Weihnachtsgeschichte, Dickens, das kennt man: der alte Miesepeter Ebenezer Scrooge (Namensgeber des Enterichs, der hierzulande als Dagobert bekannt ist) bekommt am Weihnachtsabend Besuch. Erst beehrt ihn sein verblichener ehemaliger Geschäftspartner Marley, dann suchen ihn drei Geister heim, die ihm anhand der vergangenen, der diesjährigen und der (eventuell) künftigen Weihnacht plastisch vor Augen führen, wie einsam und elend er sich durch seinen Geiz und seine Menschenfeindlichkeit selbst gemacht hat. Scrooge erkennt seine Verirrung und mutiert zum Gönner seines Angestellten Bob Cratchit, dessen Sohn Tiny Tim er rettet, und nimmt endlich die Einladungen seines Neffens zu den alljährlichen Weihnachtsfeiern wahr.

So weit, so bekannt und herzerwärmend, das haben wir mehrfach gelesen, auch vorgelesen (sehr zu empfehlen, verfehlt die Wirkung nie!) und immer wieder in gelungenen Adaptionen genossen. Richtig Neues kommt dabei natürlich nie dazu, umdeuten kann man die Geschichte ja kaum – oder doch? José Luis Munuera gelingt tatsächlich das Kunststück, eine Fassung nach den Motiven von Charles Dickens zu liefern, diese aber um spannende Facetten zu erweitern und zu verändern. Denn Scrooge heißt hier nicht Ebenezer, sondern Elizabeth, hasst Weihnachten und alle Gefühlsduselei genauso wie ihr Vorläufer, bietet aber im Gegensatz zur Figur bei Dickens nicht nur der Welt, sondern auch den Geister frech die Stirn.

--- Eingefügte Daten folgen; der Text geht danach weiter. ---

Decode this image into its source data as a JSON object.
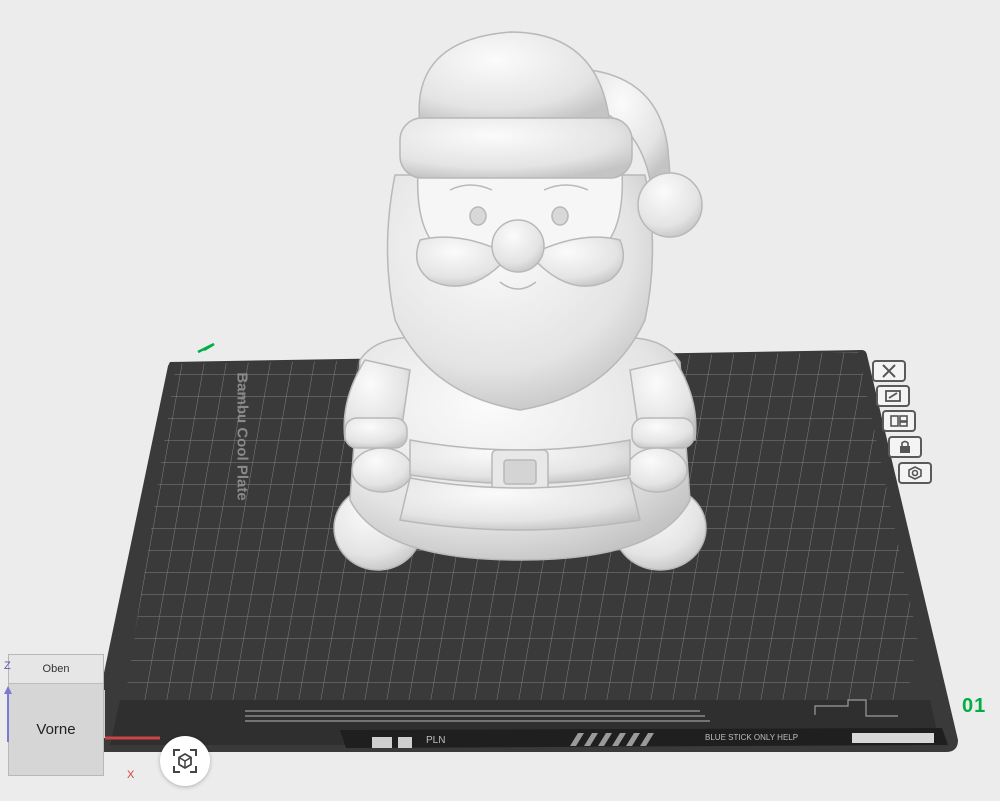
{
  "plate": {
    "name": "Bambu Cool Plate",
    "index": "01",
    "footer_text": "PLN",
    "footer_info": "BLUE STICK ONLY HELP"
  },
  "nav_cube": {
    "top": "Oben",
    "front": "Vorne"
  },
  "axes": {
    "x": "X",
    "z": "Z"
  },
  "icons": {
    "plate_buttons": [
      "close-icon",
      "auto-orient-icon",
      "arrange-icon",
      "lock-icon",
      "settings-icon"
    ],
    "fit": "fit-view-icon"
  },
  "colors": {
    "background": "#ececec",
    "plate": "#3b3b3b",
    "accent": "#00ae42",
    "model": "#f2f2f2"
  }
}
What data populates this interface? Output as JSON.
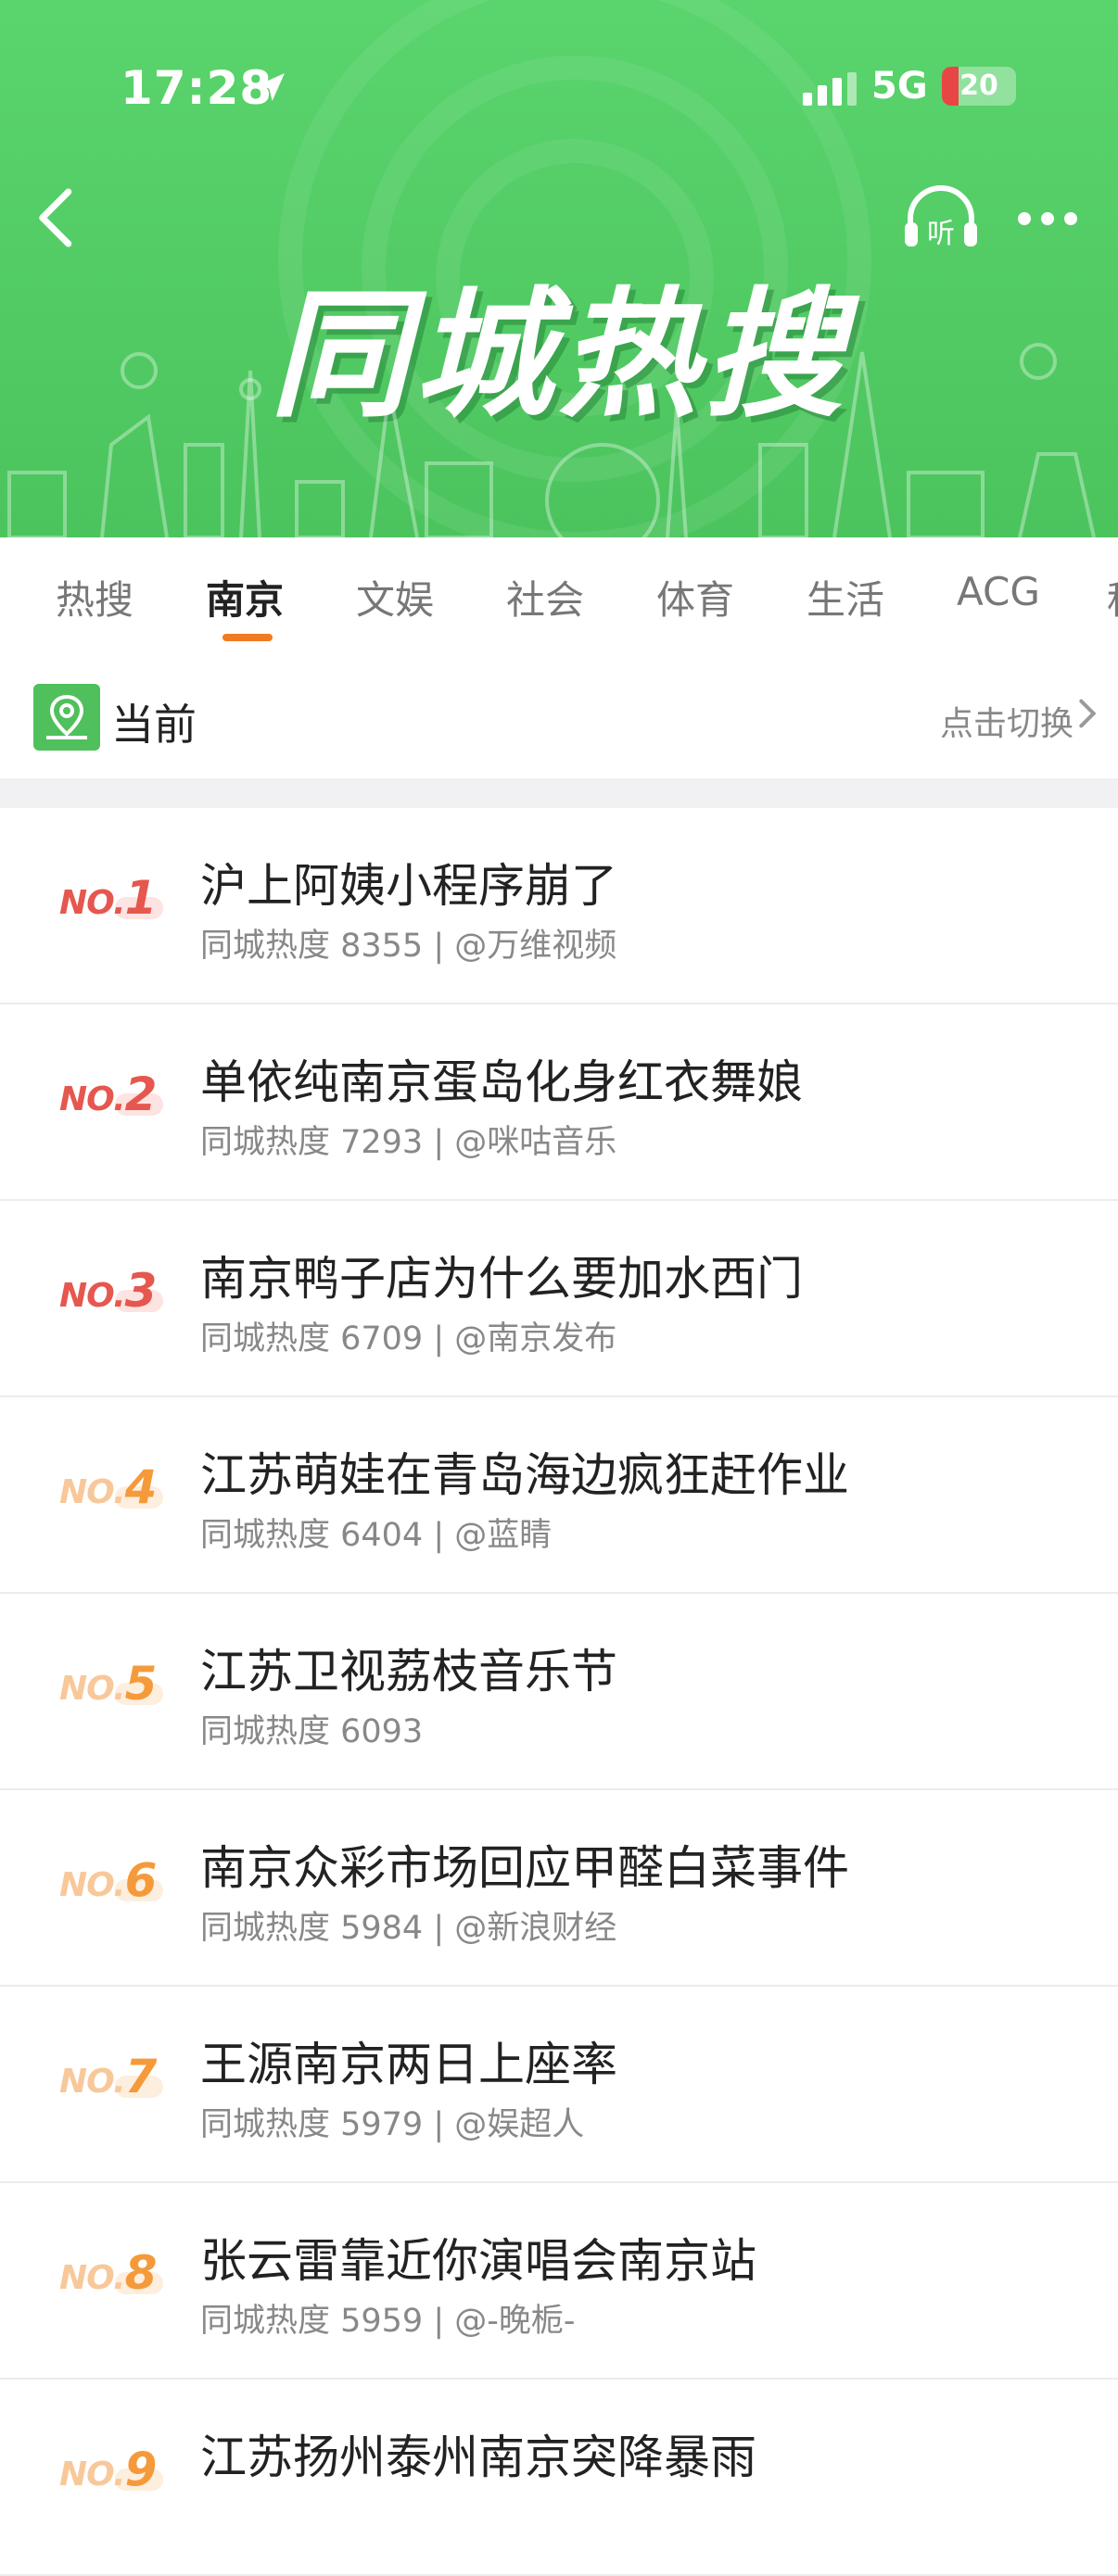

Während der gute alte Ebenezer nach anfänglichem Spott schnell vor Angst bibbert, begibt sich die knallharte Geschäftsfrau Elizabeth pointiert selbstbewusst und schaut sich die ganze Chose recht lange gelassen an – von der vergangenen über die diesjährige Weihnacht findet sie keineswegs irgendeinen Anlass, sich zu ändern: immerhin war der Vater ein misogyner Zyniker, der seine Enttäuschung über das Scheitern seiner Ehe an seiner kleinen Tochter ausließ. Der alte Fezziwig, dem sie bei den Bilanzen half, erweist sich als schlicht und ergreifend unfähig, der Verlobte, der sie verlässt, ist mehr oder weniger ein Waschlappen – „ich bin ein praktischer Mensch“, betont sie immer wieder, und wenn sie das zur „Hassfigur“ macht, dann soll das eben so sein.

Selbst als sie der Geist der künftigen Weihnacht auf den Friedhof führt, zeigt sie sich weitgehend unbeeindruckt: „Ihr seid so naiv wie diese Leute hier“, spottet sie und weiß sofort, an welches Grab der Geist sie führt: „Vorhersehbarer geht es wohl nicht?“. Dass Tiny Tim die kommende Weihnacht nicht erleben soll, das allerdings ist dann auch für Frau Scrooge zu viel. Aber anstelle Reue und Einsicht zu zeigen, zürnt sie gegen die höheren Mächte: „Euer Gott ist ein Psychopath!“, schmettert sie dem letzten Geist entgegen, „Ich fordere Euch Geister heraus und Euren Gott!“ In diesem Geiste beginnt sie, der Familie von Cratchit zu helfen, die heimliche Gönnerin von Tiny Tim zu werden und sich der Familie ihres Neffens zu öffnen – per Truthahn, den sie selbst nicht zu bereiten kann…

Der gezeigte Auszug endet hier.